I don't think requests
has this built in—but you can do it manually pretty easily (as long as the server supports it).
The key is Range requests. To fetch part of a resource starting at byte 12345, you add this header:
Range: bytes=12345-
And then you can just append the results onto your file.
Ideally, you should verify that you get back a 206 Partial Content
instead of a 200
, and that the headers include the range you wanted:
Content-Range: bytes 12345-123456/123456
Content-Length: 111112
You also may want to pre-validate that the server handles ranges.

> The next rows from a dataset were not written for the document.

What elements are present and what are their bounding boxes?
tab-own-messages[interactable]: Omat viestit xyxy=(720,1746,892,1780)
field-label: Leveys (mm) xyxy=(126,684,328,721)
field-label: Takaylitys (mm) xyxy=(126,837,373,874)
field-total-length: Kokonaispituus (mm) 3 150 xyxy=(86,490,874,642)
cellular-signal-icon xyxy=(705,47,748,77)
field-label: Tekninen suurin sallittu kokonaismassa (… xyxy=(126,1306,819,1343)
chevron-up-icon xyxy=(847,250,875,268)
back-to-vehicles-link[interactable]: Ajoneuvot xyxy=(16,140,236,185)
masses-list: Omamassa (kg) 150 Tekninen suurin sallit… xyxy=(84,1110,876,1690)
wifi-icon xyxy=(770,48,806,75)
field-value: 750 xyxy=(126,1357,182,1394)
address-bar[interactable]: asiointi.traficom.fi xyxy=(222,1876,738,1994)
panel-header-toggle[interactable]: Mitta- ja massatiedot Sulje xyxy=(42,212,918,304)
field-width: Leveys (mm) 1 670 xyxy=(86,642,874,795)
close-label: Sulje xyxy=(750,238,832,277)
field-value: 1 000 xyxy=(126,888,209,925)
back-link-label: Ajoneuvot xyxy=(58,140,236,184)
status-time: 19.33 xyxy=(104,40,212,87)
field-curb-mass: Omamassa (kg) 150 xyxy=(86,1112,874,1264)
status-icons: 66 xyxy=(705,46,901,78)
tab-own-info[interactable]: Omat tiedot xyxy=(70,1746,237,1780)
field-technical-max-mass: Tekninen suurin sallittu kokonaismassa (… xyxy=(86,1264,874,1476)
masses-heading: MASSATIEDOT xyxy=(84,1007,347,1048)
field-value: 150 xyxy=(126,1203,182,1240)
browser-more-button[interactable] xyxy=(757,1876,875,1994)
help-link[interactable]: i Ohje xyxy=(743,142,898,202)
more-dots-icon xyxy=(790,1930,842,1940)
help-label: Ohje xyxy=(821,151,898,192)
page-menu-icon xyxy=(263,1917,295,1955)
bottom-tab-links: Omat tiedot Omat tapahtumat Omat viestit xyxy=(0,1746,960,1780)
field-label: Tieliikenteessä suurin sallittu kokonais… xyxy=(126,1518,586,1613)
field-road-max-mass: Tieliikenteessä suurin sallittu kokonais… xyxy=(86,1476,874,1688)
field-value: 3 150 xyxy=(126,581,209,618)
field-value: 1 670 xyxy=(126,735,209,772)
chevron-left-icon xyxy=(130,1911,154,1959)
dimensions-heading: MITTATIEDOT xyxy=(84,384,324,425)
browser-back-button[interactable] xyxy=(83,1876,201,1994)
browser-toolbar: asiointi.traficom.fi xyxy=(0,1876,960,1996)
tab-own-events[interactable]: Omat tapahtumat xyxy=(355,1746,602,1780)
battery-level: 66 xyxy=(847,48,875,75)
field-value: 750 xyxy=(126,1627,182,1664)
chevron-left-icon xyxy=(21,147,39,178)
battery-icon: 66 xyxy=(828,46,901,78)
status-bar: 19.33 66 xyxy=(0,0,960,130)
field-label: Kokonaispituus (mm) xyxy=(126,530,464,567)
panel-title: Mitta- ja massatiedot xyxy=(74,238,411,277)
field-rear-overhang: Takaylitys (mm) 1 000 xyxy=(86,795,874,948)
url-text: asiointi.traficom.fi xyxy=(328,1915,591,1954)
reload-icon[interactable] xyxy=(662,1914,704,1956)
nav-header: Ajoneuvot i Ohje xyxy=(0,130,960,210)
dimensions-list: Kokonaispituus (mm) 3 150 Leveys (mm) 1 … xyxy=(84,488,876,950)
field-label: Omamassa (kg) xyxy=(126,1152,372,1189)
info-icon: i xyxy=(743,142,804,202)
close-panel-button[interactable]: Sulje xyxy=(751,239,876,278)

You can do this by looking at the headers in your initial response, or by doing a HEAD
, which checks for this:
Accept-Ranges: bytes
If the header is missing entirely, or has none
as a value, or has a list of values that doesn't include bytes
, the server doesn't support resuming.
And also maybe check the Content-Length
to verify that you didn't already finish the whole file right before getting interrupted.
So, the code would look something like this:
def fetch_or_resume(url, filename):
with open(filename, 'ab') as f:
headers = {}
pos = f.tell()
if pos:
headers['Range'] = f'bytes={pos}-'
response = requests.get(url, headers=headers, stream=True)
if pos:
validate_as_you_want_(pos, response)
total_size = int(response.headers.get('content-length'))
for data in tqdm(iterable = response.iter_content(chunk_size = 1024), total = total_size//1024, unit = 'KB'):
f.write(data)
One common bug from people writing download manager type software is trying to keep track of how much has been read in previous requests. Don't do that's just use the file itself to tell you how much you have. After all, if you read 23456 bytes but only flushed 12345 to the file, that 12345 is where you want to start.